NCGA: Consider export market consequences while planning for planting
In light of ongoing disruptions of corn shipments to China, the National Corn Growers Association urges members to examine the traits approved in export markets prior to planting. With current gaps in trait approvals abroad, farmers should make well-informed planting decisions to avoid potentially difficult situations should elevators again decide not to accept corn with these traits at harvest.
NCGA offers Know Before You Grow, an online resource with information on the approval status of all major corn traits in export markets, to help farmers searching tools to aid them in their decision-making process. Hosted on NCGA’s website, this frequently updated source provides a comprehensive look at this vital information in an easily accessible format.
NCGA reminds growers that corn used in ethanol production also often enters export streams as distillers dried grains, a valuable feed ingredient gaining popularity in China and other export markets. While planting decisions involve a multitude of factors, it is import to factor in potential issues which could be faced marketing grain unapproved for markets supplied through elevators with which one does business.

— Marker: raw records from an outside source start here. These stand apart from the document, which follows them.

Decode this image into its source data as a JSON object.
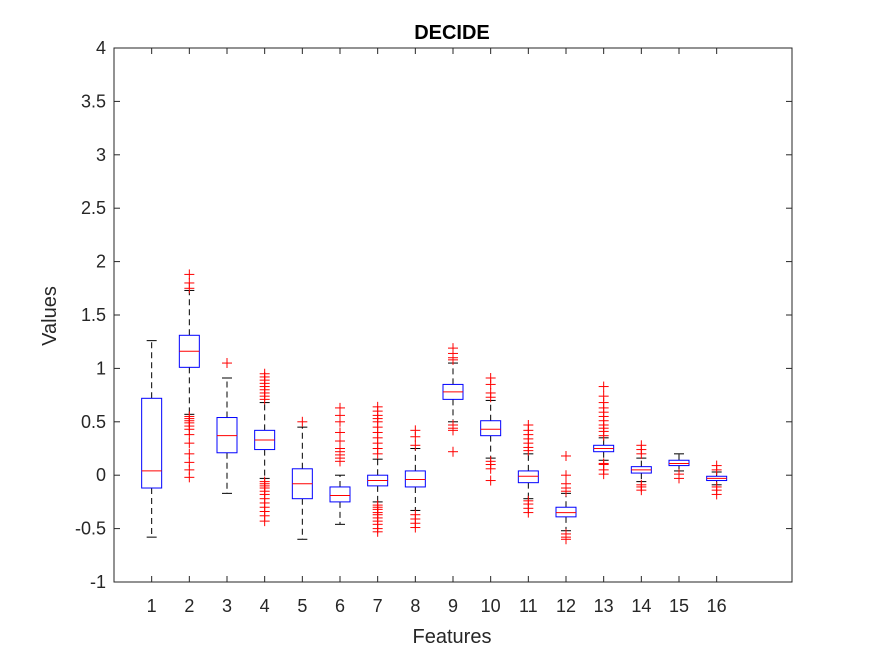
{
  "chart_data": {
    "type": "boxplot",
    "title": "DECIDE",
    "xlabel": "Features",
    "ylabel": "Values",
    "ylim": [
      -1,
      4
    ],
    "yticks": [
      "-1",
      "-0.5",
      "0",
      "0.5",
      "1",
      "1.5",
      "2",
      "2.5",
      "3",
      "3.5",
      "4"
    ],
    "categories": [
      "1",
      "2",
      "3",
      "4",
      "5",
      "6",
      "7",
      "8",
      "9",
      "10",
      "11",
      "12",
      "13",
      "14",
      "15",
      "16"
    ],
    "grid": false,
    "colors": {
      "box": "#0000ff",
      "median": "#ff0000",
      "whisker": "#000000",
      "outlier": "#ff0000",
      "axes": "#262626"
    },
    "boxes": [
      {
        "q1": -0.12,
        "median": 0.04,
        "q3": 0.72,
        "whisker_low": -0.58,
        "whisker_high": 1.26,
        "outliers": []
      },
      {
        "q1": 1.01,
        "median": 1.16,
        "q3": 1.31,
        "whisker_low": 0.57,
        "whisker_high": 1.73,
        "outliers": [
          0.55,
          0.53,
          0.51,
          0.49,
          0.46,
          0.43,
          0.38,
          0.3,
          0.2,
          0.12,
          0.05,
          -0.02,
          1.75,
          1.8,
          1.88
        ]
      },
      {
        "q1": 0.21,
        "median": 0.37,
        "q3": 0.54,
        "whisker_low": -0.17,
        "whisker_high": 0.91,
        "outliers": [
          1.05
        ]
      },
      {
        "q1": 0.24,
        "median": 0.33,
        "q3": 0.42,
        "whisker_low": -0.03,
        "whisker_high": 0.68,
        "outliers": [
          0.71,
          0.74,
          0.77,
          0.8,
          0.83,
          0.86,
          0.89,
          0.92,
          0.95,
          -0.06,
          -0.08,
          -0.1,
          -0.12,
          -0.15,
          -0.18,
          -0.22,
          -0.26,
          -0.3,
          -0.34,
          -0.38,
          -0.43
        ]
      },
      {
        "q1": -0.22,
        "median": -0.08,
        "q3": 0.06,
        "whisker_low": -0.6,
        "whisker_high": 0.45,
        "outliers": [
          0.5
        ]
      },
      {
        "q1": -0.25,
        "median": -0.19,
        "q3": -0.11,
        "whisker_low": -0.46,
        "whisker_high": 0.0,
        "outliers": [
          0.13,
          0.16,
          0.19,
          0.22,
          0.25,
          0.32,
          0.4,
          0.5,
          0.56,
          0.63
        ]
      },
      {
        "q1": -0.1,
        "median": -0.05,
        "q3": 0.0,
        "whisker_low": -0.25,
        "whisker_high": 0.15,
        "outliers": [
          0.2,
          0.25,
          0.3,
          0.35,
          0.4,
          0.45,
          0.5,
          0.53,
          0.56,
          0.6,
          0.64,
          -0.28,
          -0.3,
          -0.32,
          -0.35,
          -0.37,
          -0.4,
          -0.43,
          -0.46,
          -0.5,
          -0.53
        ]
      },
      {
        "q1": -0.11,
        "median": -0.04,
        "q3": 0.04,
        "whisker_low": -0.33,
        "whisker_high": 0.25,
        "outliers": [
          0.28,
          0.36,
          0.42,
          -0.37,
          -0.41,
          -0.45,
          -0.49
        ]
      },
      {
        "q1": 0.71,
        "median": 0.78,
        "q3": 0.85,
        "whisker_low": 0.5,
        "whisker_high": 1.05,
        "outliers": [
          1.08,
          1.1,
          1.14,
          1.19,
          0.47,
          0.44,
          0.42,
          0.22
        ]
      },
      {
        "q1": 0.37,
        "median": 0.43,
        "q3": 0.51,
        "whisker_low": 0.16,
        "whisker_high": 0.7,
        "outliers": [
          0.73,
          0.77,
          0.85,
          0.91,
          0.13,
          0.1,
          0.06,
          -0.05
        ]
      },
      {
        "q1": -0.07,
        "median": -0.01,
        "q3": 0.04,
        "whisker_low": -0.22,
        "whisker_high": 0.2,
        "outliers": [
          0.23,
          0.26,
          0.3,
          0.34,
          0.38,
          0.42,
          0.47,
          -0.24,
          -0.27,
          -0.31,
          -0.35
        ]
      },
      {
        "q1": -0.39,
        "median": -0.35,
        "q3": -0.3,
        "whisker_low": -0.52,
        "whisker_high": -0.17,
        "outliers": [
          -0.15,
          -0.12,
          -0.08,
          0.0,
          0.18,
          -0.55,
          -0.58,
          -0.6
        ]
      },
      {
        "q1": 0.22,
        "median": 0.25,
        "q3": 0.28,
        "whisker_low": 0.14,
        "whisker_high": 0.35,
        "outliers": [
          0.37,
          0.41,
          0.44,
          0.47,
          0.51,
          0.55,
          0.59,
          0.63,
          0.68,
          0.74,
          0.83,
          0.11,
          0.1,
          0.05,
          0.01
        ]
      },
      {
        "q1": 0.02,
        "median": 0.05,
        "q3": 0.08,
        "whisker_low": -0.06,
        "whisker_high": 0.16,
        "outliers": [
          0.2,
          0.24,
          0.28,
          -0.09,
          -0.11,
          -0.14
        ]
      },
      {
        "q1": 0.09,
        "median": 0.11,
        "q3": 0.14,
        "whisker_low": 0.04,
        "whisker_high": 0.2,
        "outliers": [
          0.01,
          -0.03
        ]
      },
      {
        "q1": -0.05,
        "median": -0.03,
        "q3": -0.01,
        "whisker_low": -0.09,
        "whisker_high": 0.03,
        "outliers": [
          0.05,
          0.09,
          -0.11,
          -0.14,
          -0.18
        ]
      }
    ]
  }
}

Know Before You Grow stems from NCGA’s firm commitment to the principle that U.S.-grown biotech hybrids not intended for some export markets should not be placed into export channels. Because not all hybrids are approved for all export market uses, corn growers who are selling into sensitive markets like wet millers should select hybrids with the full knowledge of whether they are conventional, fully approved for export to major markets or not yet fully approved for those markets. Additionally, the Biotechnology Industry Organization hosts a comprehensive global approval status database found at www.biotradestatus.com.
Growers should read their grower agreements before planting and communicate with their grain buyers. This is why NCGA works with technology providers to publicize regular updates on the approval status of these events. Regardless of export status, there is an ample market for U.S. biotech corn.